Coral González Vázquez  

Coral González Revista Imán
Mamá tenía razón cuando decía que la mirada del pintor me había perforado el alma.

Hacía un espléndido día de verano, así que decidimos pasear por la playa: Jávea tiene un clima privilegiado, aunque a veces las tormentas lanzan sobre ella enormes cortinas de lluvia, avisándonos de que la naturaleza no es una ecuación perfecta. Nos acompaña mi madre que lleva a mi hijo asido de la mano y, los tres, nos detenemos a contemplar el reflejo del sol que irradia una fuerte luz, dibujando en la superficie del mar líneas largas y plateadas en sutil contraste con la intensidad de los tonos azules y verdes del agua. La temperatura es tan agradable que le quito la ropa al niño para que se bañe.
Vuelvo la cabeza y me percato de la presencia del pintor de otros veranos. Qué extraño me ha resultado no verlo en estos cuatro años. Para mí, forma parte de este paisaje mediterráneo. Resulta curioso observarlo mientras está pintando. Utiliza pinceles muy largos, nada comunes. Bajo la sombrilla, lanza grandes y vehementes trazos sobre un lienzo colocado en el caballete. Siempre viste de traje. Parece cómodo en su indumentaria, como si considerase que le debe un homenaje a ese Sol que le ofrece la luminosidad que da vida a sus cuadros. Es un hombre atractivo, de tez morena; el mentón cubierto de una elegante y bien trazada barba. Lo que más destaca en su rostro son sus ojos negros, sinuosos y profundos, llenos de misterio en su contemplación del mar. En ocasiones, en la playa, lo veía acompañado de su familia, pero él permanecía ausente; sus ojos, fijos en el mar, parecía que lo traspasaran. Hoy está solo. Por vez primera se han cruzado nuestras miradas y, durante un breve instante, todo ha desaparecido.

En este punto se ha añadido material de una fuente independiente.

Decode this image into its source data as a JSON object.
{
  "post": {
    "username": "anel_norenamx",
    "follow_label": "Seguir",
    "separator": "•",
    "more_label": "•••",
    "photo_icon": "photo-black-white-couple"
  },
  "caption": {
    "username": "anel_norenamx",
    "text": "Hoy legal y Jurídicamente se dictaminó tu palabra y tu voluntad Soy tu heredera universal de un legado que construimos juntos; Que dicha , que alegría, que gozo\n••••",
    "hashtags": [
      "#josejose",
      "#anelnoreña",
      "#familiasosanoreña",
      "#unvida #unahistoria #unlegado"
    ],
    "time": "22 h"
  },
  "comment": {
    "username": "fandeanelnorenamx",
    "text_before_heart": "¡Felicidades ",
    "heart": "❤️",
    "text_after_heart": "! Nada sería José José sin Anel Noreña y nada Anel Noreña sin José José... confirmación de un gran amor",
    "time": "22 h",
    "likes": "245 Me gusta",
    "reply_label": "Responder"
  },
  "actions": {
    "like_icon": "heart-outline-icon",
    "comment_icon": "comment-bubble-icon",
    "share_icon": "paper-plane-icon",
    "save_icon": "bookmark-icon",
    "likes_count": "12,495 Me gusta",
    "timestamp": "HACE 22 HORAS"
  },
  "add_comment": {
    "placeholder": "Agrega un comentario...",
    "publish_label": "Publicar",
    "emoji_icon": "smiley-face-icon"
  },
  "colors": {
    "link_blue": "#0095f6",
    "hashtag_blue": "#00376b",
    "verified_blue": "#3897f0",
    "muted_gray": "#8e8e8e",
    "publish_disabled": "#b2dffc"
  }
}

Un niño sale corriendo del agua y va hacia su madre que lo acoge entre sus brazos y lo cubre con un lienzo blanco, dejando al aire parte de su desnudez. Qué imagen tan bella, me gustaría pintarlos. Ya me estoy imaginando la escena: las dos figuras formando un triángulo en el centro. Resaltaré la luz en la tela con un blanco aluminio y utilizaré el mismo color para el agua en contraste con los azules y malvas emanados por efecto del contraluz. También trasladaré los tonos malva y violeta al cuerpo del niño, a la falda de la madre, a la arena, al cielo y a la barca varada en la orilla. Deseo eternizar la espléndida calidez de ese abrazo maternal; la naturalidad en el rostro vuelto al mar de esta hermosa mujer, alta y esbelta, de ojos inquietos y tímidos cuyo color se confunde con el gris de un cielo atormentado. El mismo color que se ha instalado en mi alma al encontrarse nuestras miradas.
La recuerdo de otros veranos que he pasado pintando este paisaje de mar sin horizonte, este agua sin oleaje que refleja la transparente ingravidez de los objetos que flotan sobre ella, deshaciendo sus contornos. Antes no la acompañaba el niño, solo la mujer que parece ser su madre. He hablado con ella. Me ha dado su consentimiento para pintarla con su hijo en brazos. Ha sido difícil convencerla de que solo quiero plasmar la imagen que se ha dibujado en mi cabeza. Le regalaré el cuadro una vez pintado, preservando así su dignidad de mujer casada.
Esta noche, al acostarme y hasta que el sueño me alcance, pensaré en lo mucho que deseo que mañana salga este mismo sol: ¡Tengo un hambre de pintar como nunca antes la había sentido! He quedado con ella en la playa. Me desborda el deseo de inmortalizarla en mi cuadro, me consume, pero tengo que disimularlo.

En los atardeceres de verano, paseo con mi esposo por la playa; ya de novios acostumbrábamos a hacerlo. Tomados de la mano, nos acercamos a la orilla del mar hasta que el agua moja nuestros pies descalzos. Allí nos detenemos para contemplar cómo, a cámara lenta, el mar claro, verde y azul, cambia a rojo en el crepúsculo, y acaba siendo plateado a la luz de la luna, bajo un cielo lleno de estrellas. Un mar plateado como mis cabellos.
Aún pienso en los ojos llenos de misterio del pintor, y me estremezco.